“Bir gün Oğuz atay'ın kolunun altında bir Dostoyevski, karşılaştık. Pakize’yle evlenmeye karar verdiği günlerdi. Bu ne demiştim. ‘İnsancıklar ‘ dedi.
‘Pakize’ye okuması için götürüyorum. Okuduktan sonra ona evlenme teklif edecegim.’”
Kitabı okumamdaki tek sebep idi. Bir insanın evlilik gibi önemli bir karara bir kitabı bağlaması, kitabı okumam için yeterli bir sebepti.Yani Oğuz Atay'ın kafasını anlamak için okumaya başladım.

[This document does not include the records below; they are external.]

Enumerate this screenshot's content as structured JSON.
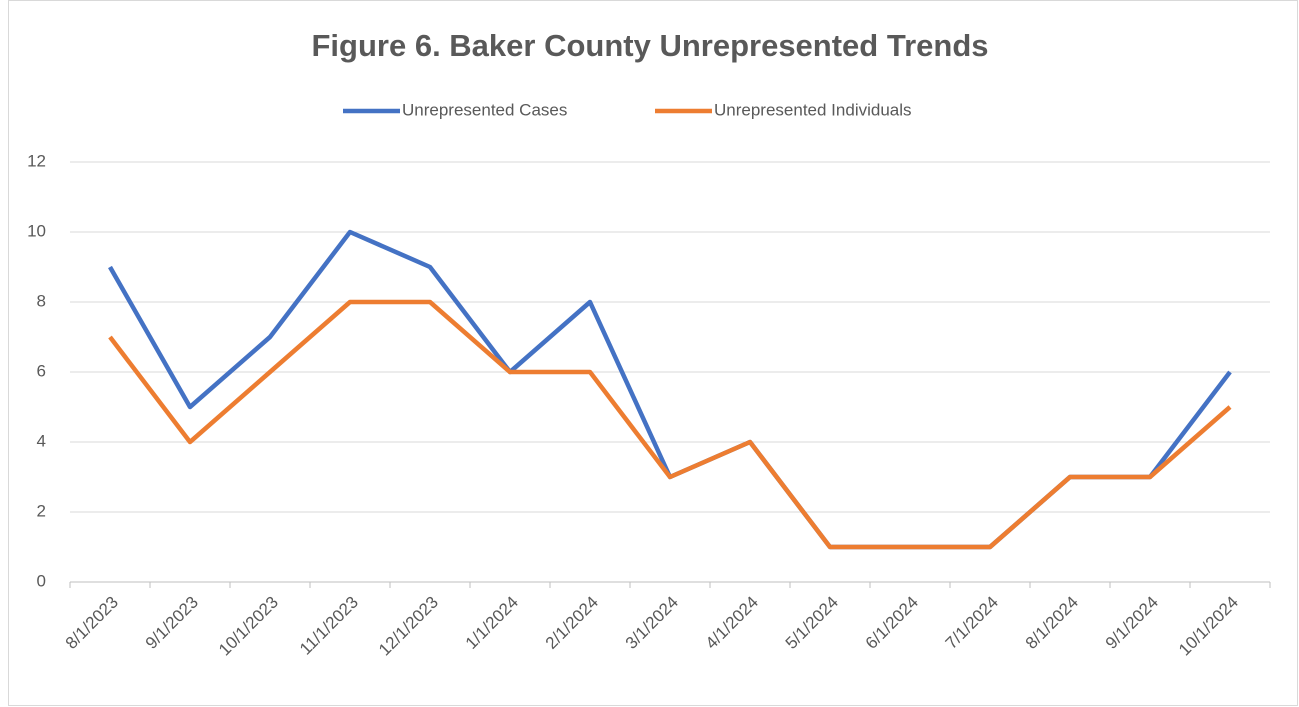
{
  "chart_data": {
    "type": "line",
    "title": "Figure 6. Baker County Unrepresented Trends",
    "categories": [
      "8/1/2023",
      "9/1/2023",
      "10/1/2023",
      "11/1/2023",
      "12/1/2023",
      "1/1/2024",
      "2/1/2024",
      "3/1/2024",
      "4/1/2024",
      "5/1/2024",
      "6/1/2024",
      "7/1/2024",
      "8/1/2024",
      "9/1/2024",
      "10/1/2024"
    ],
    "series": [
      {
        "name": "Unrepresented Cases",
        "color": "#4472c4",
        "values": [
          9,
          5,
          7,
          10,
          9,
          6,
          8,
          3,
          4,
          1,
          1,
          1,
          3,
          3,
          6
        ]
      },
      {
        "name": "Unrepresented Individuals",
        "color": "#ed7d31",
        "values": [
          7,
          4,
          6,
          8,
          8,
          6,
          6,
          3,
          4,
          1,
          1,
          1,
          3,
          3,
          5
        ]
      }
    ],
    "ylim": [
      0,
      12
    ],
    "yticks": [
      0,
      2,
      4,
      6,
      8,
      10,
      12
    ],
    "grid": true,
    "legend": "top"
  }
}
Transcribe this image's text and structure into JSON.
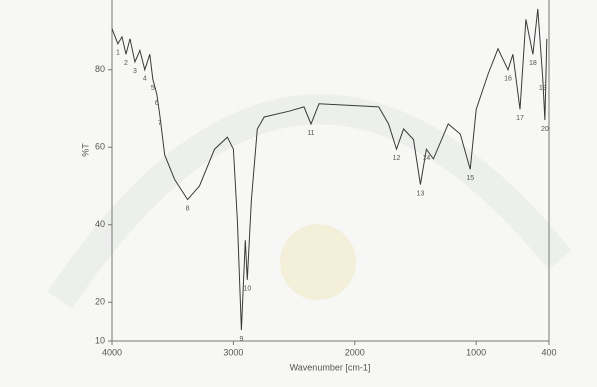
{
  "chart_data": {
    "type": "line",
    "x_label": "Wavenumber [cm-1]",
    "y_label": "%T",
    "xlim": [
      4000,
      400
    ],
    "ylim": [
      10,
      98
    ],
    "xticks": [
      4000,
      3000,
      2000,
      1000,
      400
    ],
    "yticks": [
      10,
      20,
      40,
      60,
      80
    ],
    "series": [
      {
        "color": "#3a3a3a",
        "x": [
          4000,
          3951,
          3918,
          3885,
          3852,
          3811,
          3770,
          3730,
          3689,
          3664,
          3631,
          3607,
          3566,
          3484,
          3377,
          3279,
          3156,
          3049,
          3000,
          2967,
          2934,
          2902,
          2885,
          2852,
          2803,
          2746,
          2541,
          2418,
          2361,
          2295,
          1803,
          1721,
          1656,
          1598,
          1516,
          1459,
          1410,
          1352,
          1230,
          1131,
          1049,
          1000,
          902,
          820,
          738,
          697,
          639,
          590,
          533,
          492,
          451,
          434,
          418
        ],
        "values": [
          90.6,
          86.7,
          88.5,
          84,
          88,
          82,
          85,
          80,
          84,
          77.6,
          73.7,
          68.5,
          58,
          51.7,
          46.5,
          50,
          59.5,
          62.6,
          59.5,
          41,
          12.8,
          36,
          25.8,
          46.5,
          64.7,
          67.8,
          69.3,
          70.4,
          66,
          71.2,
          70.4,
          66,
          59.5,
          64.7,
          62,
          50.4,
          59.5,
          57,
          66,
          63.4,
          54.3,
          69.8,
          78.9,
          85.4,
          80,
          84,
          69.8,
          93,
          84,
          95.7,
          77.6,
          67,
          88
        ]
      }
    ],
    "annotations": [
      {
        "text": "1",
        "x": 3951,
        "y": 86.7
      },
      {
        "text": "2",
        "x": 3885,
        "y": 84
      },
      {
        "text": "3",
        "x": 3811,
        "y": 82
      },
      {
        "text": "4",
        "x": 3730,
        "y": 80
      },
      {
        "text": "5",
        "x": 3664,
        "y": 77.6
      },
      {
        "text": "6",
        "x": 3631,
        "y": 73.7
      },
      {
        "text": "7",
        "x": 3607,
        "y": 68.5
      },
      {
        "text": "8",
        "x": 3377,
        "y": 46.5
      },
      {
        "text": "9",
        "x": 2934,
        "y": 12.8
      },
      {
        "text": "10",
        "x": 2885,
        "y": 25.8
      },
      {
        "text": "11",
        "x": 2361,
        "y": 66
      },
      {
        "text": "12",
        "x": 1656,
        "y": 59.5
      },
      {
        "text": "13",
        "x": 1459,
        "y": 50.4
      },
      {
        "text": "14",
        "x": 1410,
        "y": 59.5
      },
      {
        "text": "15",
        "x": 1049,
        "y": 54.3
      },
      {
        "text": "16",
        "x": 738,
        "y": 80
      },
      {
        "text": "17",
        "x": 639,
        "y": 69.8
      },
      {
        "text": "18",
        "x": 533,
        "y": 84
      },
      {
        "text": "19",
        "x": 451,
        "y": 77.6
      },
      {
        "text": "20",
        "x": 434,
        "y": 67
      }
    ]
  }
}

Kitap bittiğinde vermek istediği mesajları düşündüm, kitabın değil Oğuz Atay'ın. Benim aklıma iki mesaj geldi. Birincisi, hayatta zaman zaman çok büyük yoksunluklar mevcut olabiliyor (sağlık, para). Kıraç şarkısı gibi annemden kalan bu yüzükle razıysan gel benimle kafası. İkincisi ise Dostoyevski'nin kitapta “Mutsuzluk bulaşıcı bir hastalıktır. Mutsuzlar, zavallılar, daha mutsuz zavallı olmamak için birbirlerinden uzak durmalıdırlar.” O kadar mutluyuz ki , birbirimizden uzak durmamıza gerek yok. Neden evlenmiyoruzu aklıma geldi .
Not : Günümüzde evlenme teklif ederken, evlilik teklifi edeceğiniz kişi edebiyat aşığı değilse bu kitapla hiç o kunulara girmeyim derim ben.